The following code deomnstrates a divide and conquer approach for bit counting using 3-bit grouping. This method efficiently computes the number of set bits in an integer by breaking the problem into smaller subproblems, solving them individually, and then combinnig the results.

public static int bitsCount(int x) {
    int n;
    n = (x >>> 1) & 033333333333;
    x = x - n;
    n = (n >>> 1) & 033333333333;
    x = x - n;

    x = (x + (x >>> 3)) & 030707070707;
    return x % 63;
}

This algorithm divides the 32-bit integer into 11 groups of 3 bits each.
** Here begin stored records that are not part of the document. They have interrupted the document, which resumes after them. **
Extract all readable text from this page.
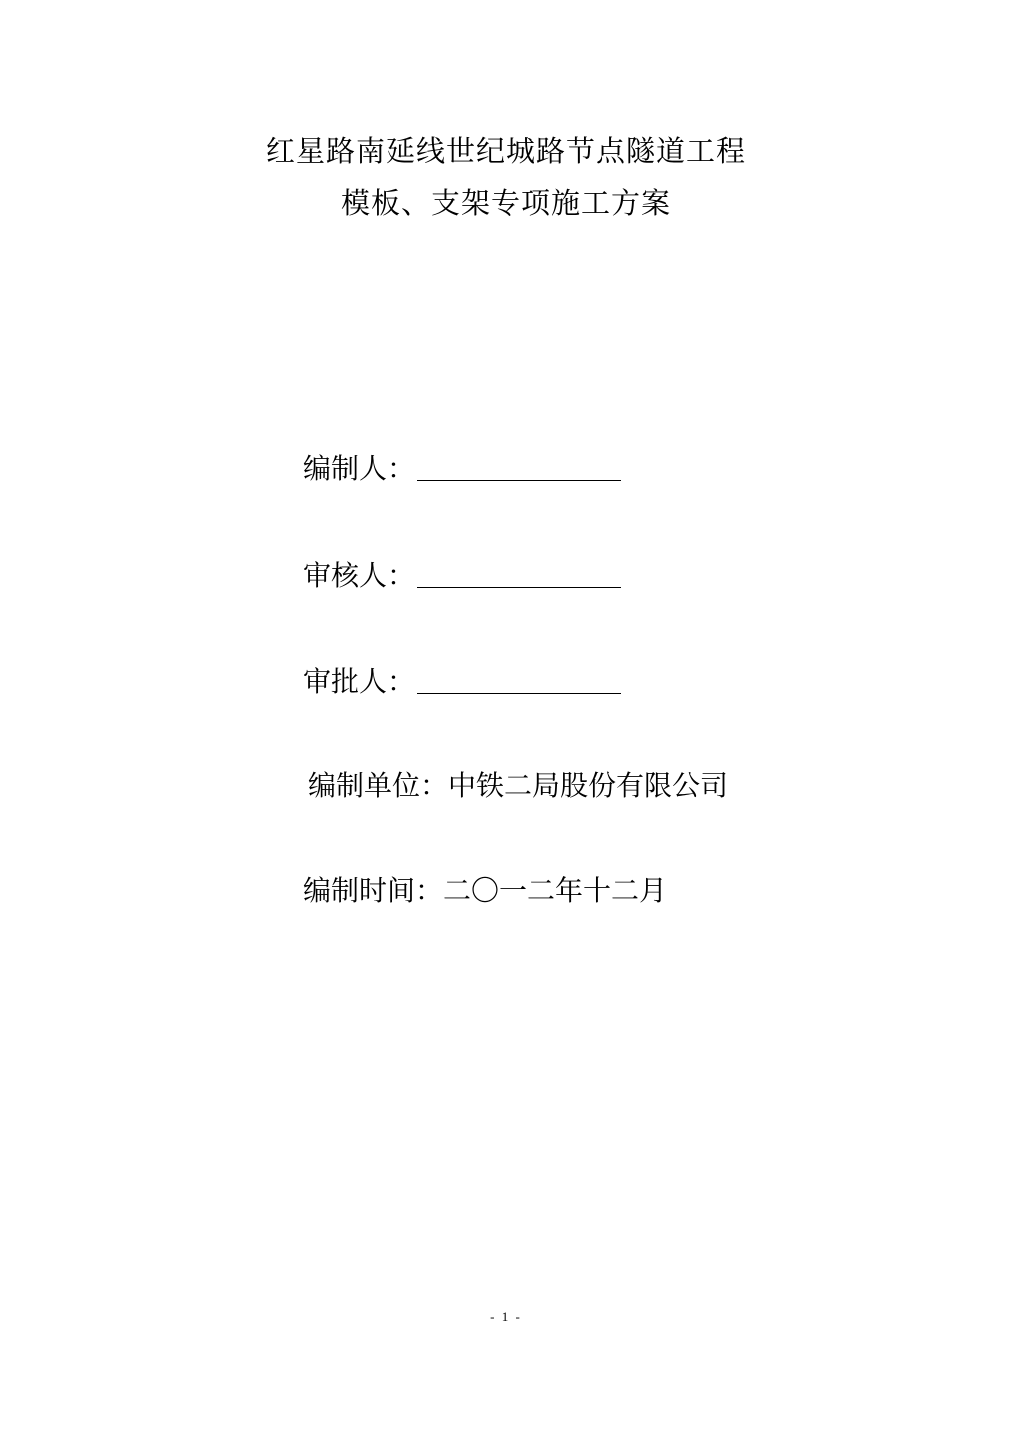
红星路南延线世纪城路节点隧道工程
模板、支架专项施工方案
编制人：
审核人：
审批人：
编制单位：中铁二局股份有限公司
编制时间：二〇一二年十二月
- 1 -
The leftmost group may have only 2 bits, which is padded with a zero to make it 3 bits. Each group is processed independently, and the results are combined to form the final count.
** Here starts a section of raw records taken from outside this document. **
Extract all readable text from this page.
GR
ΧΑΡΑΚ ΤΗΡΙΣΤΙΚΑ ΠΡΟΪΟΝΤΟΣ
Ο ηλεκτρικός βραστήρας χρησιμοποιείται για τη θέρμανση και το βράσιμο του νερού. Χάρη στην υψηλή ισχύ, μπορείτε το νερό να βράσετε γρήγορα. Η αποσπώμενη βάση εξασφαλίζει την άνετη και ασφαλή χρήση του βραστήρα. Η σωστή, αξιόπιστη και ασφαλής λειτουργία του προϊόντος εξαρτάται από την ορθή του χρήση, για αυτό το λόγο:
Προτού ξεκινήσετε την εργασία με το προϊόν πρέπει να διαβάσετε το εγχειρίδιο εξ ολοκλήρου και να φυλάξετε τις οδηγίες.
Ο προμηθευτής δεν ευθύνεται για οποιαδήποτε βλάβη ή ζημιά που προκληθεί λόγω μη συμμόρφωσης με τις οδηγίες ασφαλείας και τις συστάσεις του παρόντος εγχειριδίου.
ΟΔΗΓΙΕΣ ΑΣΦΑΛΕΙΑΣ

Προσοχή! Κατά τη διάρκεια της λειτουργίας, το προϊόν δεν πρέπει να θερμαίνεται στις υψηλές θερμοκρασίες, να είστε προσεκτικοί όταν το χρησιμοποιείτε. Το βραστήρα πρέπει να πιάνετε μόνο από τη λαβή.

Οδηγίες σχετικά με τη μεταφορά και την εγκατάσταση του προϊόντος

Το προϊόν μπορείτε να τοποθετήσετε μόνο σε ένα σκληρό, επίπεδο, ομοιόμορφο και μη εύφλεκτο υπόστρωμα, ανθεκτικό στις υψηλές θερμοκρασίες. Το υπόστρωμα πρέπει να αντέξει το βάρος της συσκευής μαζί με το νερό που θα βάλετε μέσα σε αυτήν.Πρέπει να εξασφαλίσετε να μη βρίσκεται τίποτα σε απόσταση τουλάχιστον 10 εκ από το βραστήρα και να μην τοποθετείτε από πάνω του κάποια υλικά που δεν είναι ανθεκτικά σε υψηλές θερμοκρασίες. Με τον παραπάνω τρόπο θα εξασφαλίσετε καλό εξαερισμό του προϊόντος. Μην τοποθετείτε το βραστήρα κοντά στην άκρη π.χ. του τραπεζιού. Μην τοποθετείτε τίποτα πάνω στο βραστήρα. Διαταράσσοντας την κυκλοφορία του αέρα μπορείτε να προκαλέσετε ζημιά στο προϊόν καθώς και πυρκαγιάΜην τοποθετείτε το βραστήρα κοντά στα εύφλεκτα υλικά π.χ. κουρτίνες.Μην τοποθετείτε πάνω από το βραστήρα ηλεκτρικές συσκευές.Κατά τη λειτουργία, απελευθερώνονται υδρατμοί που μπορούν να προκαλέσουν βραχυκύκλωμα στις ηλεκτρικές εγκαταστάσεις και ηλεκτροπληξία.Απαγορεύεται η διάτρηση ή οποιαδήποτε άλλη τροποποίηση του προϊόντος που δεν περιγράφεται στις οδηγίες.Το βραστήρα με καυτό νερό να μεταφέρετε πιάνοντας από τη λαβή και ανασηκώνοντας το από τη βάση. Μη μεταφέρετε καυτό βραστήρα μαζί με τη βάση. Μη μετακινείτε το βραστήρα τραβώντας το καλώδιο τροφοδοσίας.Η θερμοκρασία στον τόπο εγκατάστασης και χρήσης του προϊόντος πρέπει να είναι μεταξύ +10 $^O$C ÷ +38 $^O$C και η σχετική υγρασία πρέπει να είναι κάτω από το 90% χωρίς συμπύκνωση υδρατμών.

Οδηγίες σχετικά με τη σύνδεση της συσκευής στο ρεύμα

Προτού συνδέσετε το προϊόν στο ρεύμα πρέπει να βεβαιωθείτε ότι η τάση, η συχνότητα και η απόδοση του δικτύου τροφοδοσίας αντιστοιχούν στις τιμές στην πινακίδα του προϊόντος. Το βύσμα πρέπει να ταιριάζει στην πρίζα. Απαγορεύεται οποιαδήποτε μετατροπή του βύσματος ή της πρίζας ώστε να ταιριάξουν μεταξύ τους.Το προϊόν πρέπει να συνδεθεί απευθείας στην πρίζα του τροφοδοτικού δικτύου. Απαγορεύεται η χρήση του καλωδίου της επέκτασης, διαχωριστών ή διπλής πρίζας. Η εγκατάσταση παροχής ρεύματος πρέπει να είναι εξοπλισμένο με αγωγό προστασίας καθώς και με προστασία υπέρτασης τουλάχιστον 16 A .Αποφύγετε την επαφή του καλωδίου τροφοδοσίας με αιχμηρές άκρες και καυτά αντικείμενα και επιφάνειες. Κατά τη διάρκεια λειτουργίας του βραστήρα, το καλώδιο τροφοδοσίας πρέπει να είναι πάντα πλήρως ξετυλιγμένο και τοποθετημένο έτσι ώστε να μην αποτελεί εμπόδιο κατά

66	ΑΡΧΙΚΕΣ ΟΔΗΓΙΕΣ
The core principle involves subtracting shifted values from the original to calculate the sum of bits within each 3-bit segment. A mask (033333333333 in octal) ensures that each group is isolated during processing.

The first part of the algorithm handles the decomposition and individual calculation of each group. The second part merges the results from these groups into a final count using bitwise operations and modular arithmetic.

The mask 030707070707 in octal is used to combine adjacent groups into larger segments, and the modulo operation (x % 63) is used to finalize the result by summing all segments.

Below is a comparison of different bit counting implementations:

public class BitsCountBTest {
    public static int bitCountShiftRB(int i) {
        i = (i & 0x55555555) + ((i >>> 1) & 0x55555555);
        i = (i & 0x33333333) + ((i >>> 2) & 0x33333333);
        i = (i & 0x0F0F0F0F) + ((i >>> 4) & 0x0F0F0F0F);
        
        i = (i * (0x01010101)) >> 24;
        return i;
    }

    public static int bitCount(int i) {
        i = i - ((i >>> 1) & 0x55555555);
        i = (i & 0x33333333) + ((i >>> 2) & 0x33333333);
        i = (i + (i >>> 4)) & 0x0f0f0f0f;
        i = i + (i >>> 8);
        i = i + (i >>> 16);
        return i & 0x3f;
    }

    public static int bitsCount3bit(int x) {
        int n;
        n = (x >>> 1) & 033333333333;
        x = x - n;
        n = (n >>> 1) & 033333333333;
        x = x - n;
        x = (x + (x >>> 3)) & 030707070707;
        
        return x % 63;
    }

    public static void printXB(int x) {
        System.out.println("x=" + x + "  bitCount: " + bitCount(x));
        System.out.println("x=" + x + "  bitsCount3bit: " + bitsCount3bit(x));
        System.out.println("x=" + x + "  bitCountShiftRB: " + bitCountShiftRB(x));
    }

    public static void main(String[] args) {
        int x = 0B01111010010101010010000111110010;
        printXB(x);
        x = 13;
        printXB(x);
        x = 39;
        printXB(x);
        x = 377;
        printXB(x);
        x = 0XB90D8B1B;
        printXB(x);
    }
}

All implementations produce consistent results.